Extra vorbereitet habe man sich laut Gisela Hofmann nicht, waren sie doch zuvor schon oft mit den Fahrrädern unterwegs, haben in Sri Lanka über 3 000 Kilometer und im Jemen an die 700 Kilometer zurückgelegt. Dorthin gebe es auch eine intensive freundschaftliche Verbindung zu einer Familie.

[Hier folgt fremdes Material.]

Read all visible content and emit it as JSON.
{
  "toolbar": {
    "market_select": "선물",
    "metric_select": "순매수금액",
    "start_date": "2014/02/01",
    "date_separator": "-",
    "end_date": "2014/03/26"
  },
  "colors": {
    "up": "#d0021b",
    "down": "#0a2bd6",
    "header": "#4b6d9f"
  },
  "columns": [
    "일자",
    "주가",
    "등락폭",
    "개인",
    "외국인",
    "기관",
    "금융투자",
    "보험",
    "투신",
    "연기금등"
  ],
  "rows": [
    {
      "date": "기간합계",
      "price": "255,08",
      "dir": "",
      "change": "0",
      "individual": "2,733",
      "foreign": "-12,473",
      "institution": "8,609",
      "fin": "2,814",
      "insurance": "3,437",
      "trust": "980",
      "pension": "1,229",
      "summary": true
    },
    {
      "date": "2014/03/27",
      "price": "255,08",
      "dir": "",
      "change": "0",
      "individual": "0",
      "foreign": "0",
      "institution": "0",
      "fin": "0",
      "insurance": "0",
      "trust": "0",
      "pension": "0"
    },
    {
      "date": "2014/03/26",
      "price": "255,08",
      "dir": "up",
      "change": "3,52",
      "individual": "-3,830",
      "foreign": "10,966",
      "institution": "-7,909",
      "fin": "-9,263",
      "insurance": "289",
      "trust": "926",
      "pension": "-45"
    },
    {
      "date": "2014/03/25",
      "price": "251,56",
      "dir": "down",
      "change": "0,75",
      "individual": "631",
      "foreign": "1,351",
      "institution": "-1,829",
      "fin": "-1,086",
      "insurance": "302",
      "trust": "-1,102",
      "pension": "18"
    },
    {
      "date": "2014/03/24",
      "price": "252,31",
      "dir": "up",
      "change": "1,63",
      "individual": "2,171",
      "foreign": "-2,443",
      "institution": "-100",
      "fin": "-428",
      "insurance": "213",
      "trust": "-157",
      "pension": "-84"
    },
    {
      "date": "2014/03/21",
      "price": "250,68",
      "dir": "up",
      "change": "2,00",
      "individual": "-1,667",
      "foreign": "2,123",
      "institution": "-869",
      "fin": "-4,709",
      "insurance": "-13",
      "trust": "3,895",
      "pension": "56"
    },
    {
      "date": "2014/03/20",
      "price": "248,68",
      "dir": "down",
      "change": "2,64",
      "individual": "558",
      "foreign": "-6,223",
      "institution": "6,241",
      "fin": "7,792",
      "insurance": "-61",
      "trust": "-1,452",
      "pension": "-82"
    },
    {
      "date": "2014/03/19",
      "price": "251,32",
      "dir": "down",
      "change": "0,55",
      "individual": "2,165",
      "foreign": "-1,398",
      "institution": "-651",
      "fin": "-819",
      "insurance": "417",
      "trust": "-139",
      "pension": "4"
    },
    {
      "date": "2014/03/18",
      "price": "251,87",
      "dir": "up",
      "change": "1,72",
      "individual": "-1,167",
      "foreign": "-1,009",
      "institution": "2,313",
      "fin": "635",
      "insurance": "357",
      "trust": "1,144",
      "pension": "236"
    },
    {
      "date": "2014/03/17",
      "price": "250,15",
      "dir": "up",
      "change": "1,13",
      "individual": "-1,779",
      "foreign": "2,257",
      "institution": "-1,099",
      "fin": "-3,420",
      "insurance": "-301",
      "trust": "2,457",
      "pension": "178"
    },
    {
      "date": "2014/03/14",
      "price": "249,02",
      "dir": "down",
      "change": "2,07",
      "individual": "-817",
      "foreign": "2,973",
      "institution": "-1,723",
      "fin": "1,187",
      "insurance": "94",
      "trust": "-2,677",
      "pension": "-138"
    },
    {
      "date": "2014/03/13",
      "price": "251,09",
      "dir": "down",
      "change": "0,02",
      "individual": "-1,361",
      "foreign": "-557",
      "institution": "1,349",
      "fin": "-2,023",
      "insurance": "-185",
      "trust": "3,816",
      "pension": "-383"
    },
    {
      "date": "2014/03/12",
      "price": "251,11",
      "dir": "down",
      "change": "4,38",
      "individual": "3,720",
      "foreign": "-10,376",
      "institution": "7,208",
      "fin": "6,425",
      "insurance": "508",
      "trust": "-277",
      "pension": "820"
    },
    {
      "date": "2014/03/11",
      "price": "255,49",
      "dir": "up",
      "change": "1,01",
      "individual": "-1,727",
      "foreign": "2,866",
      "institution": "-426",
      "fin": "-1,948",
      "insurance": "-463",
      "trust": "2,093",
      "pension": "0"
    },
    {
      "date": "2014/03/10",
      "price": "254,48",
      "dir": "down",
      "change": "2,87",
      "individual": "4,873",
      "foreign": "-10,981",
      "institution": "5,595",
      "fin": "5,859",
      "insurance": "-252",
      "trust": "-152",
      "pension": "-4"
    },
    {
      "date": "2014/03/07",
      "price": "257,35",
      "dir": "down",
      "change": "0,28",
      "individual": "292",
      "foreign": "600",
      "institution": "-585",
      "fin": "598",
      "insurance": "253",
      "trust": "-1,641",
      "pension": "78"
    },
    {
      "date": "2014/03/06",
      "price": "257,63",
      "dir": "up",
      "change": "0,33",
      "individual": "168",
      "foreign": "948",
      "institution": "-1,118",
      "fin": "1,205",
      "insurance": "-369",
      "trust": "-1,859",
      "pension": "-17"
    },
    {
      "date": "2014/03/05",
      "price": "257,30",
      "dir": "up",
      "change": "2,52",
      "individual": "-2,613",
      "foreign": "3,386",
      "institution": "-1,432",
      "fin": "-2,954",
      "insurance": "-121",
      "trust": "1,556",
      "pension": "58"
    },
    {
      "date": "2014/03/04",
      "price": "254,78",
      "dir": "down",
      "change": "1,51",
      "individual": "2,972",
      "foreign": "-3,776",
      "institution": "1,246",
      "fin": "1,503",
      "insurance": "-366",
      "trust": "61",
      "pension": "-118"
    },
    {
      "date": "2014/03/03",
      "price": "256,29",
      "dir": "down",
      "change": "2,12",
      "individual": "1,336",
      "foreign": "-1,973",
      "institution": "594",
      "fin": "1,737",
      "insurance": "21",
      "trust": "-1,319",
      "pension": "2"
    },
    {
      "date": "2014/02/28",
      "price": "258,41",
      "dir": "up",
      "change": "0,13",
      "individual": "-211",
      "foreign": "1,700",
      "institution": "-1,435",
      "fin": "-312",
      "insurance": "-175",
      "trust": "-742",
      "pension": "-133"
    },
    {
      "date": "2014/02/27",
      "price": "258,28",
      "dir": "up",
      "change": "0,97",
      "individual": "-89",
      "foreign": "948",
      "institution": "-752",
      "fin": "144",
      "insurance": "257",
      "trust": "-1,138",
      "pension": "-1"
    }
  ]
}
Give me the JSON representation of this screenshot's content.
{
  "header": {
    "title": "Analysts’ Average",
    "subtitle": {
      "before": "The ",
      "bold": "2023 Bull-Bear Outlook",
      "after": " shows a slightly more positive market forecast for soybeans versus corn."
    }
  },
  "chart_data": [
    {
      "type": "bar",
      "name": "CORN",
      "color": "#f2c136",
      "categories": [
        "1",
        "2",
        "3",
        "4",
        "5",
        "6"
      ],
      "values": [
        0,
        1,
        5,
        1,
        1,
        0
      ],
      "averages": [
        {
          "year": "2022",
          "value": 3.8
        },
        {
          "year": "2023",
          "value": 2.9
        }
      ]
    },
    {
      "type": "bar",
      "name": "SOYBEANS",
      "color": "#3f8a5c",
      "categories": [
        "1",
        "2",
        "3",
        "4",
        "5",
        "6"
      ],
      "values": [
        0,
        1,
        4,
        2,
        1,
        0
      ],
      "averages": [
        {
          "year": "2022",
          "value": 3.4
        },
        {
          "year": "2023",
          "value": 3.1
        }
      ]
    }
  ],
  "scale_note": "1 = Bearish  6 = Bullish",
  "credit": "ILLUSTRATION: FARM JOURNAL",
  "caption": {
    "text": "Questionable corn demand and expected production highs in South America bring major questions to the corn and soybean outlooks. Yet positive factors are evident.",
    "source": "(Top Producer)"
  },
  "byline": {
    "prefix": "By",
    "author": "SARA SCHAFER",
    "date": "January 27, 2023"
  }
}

Eigentlich wollte man nur den Sohn besuchen, doch mit der Zeit sei alles ein Selbstläufer geworden, der sie immer weitergetrieben habe. Und wie groß sei das Glücksempfinden gewesen, nach vier Jahren wieder daheim zu sein? Gisela Hofmann sagt: „Wir haben am Ende die Rückkehr immer weiter hi-nausgeschoben.“ Es sei eine Tour gewesen, bei der sie sich wie Sandkörner durch Raum und Zeit bewegt hätten. Trotz einiger schlechter Erfahrungen überwiege die Faszination für Menschen und Länder. Inzwischen seien sie als Rucksacktouristen nach Äthiopien zurückgekehrt, um die Leute besser einschätzen zu können als vom Fahrradsattel aus. Warm geworden sind sie nach der Rückkehr nicht wieder in Deutschland, einem der reichsten Länder der Erde, das aber ohne Suppenküchen, Hartz IV und Zeitarbeit nicht auskommt. Hier sei auch erst ihr Fahrrad gestohlen worden, sagt Frau Hofmann. Nun wollen sie ihre Wohnung verkaufen, nächstes Jahr irgendwohin gehen und angesichts der Armut helfen, wenn es notwendig ist.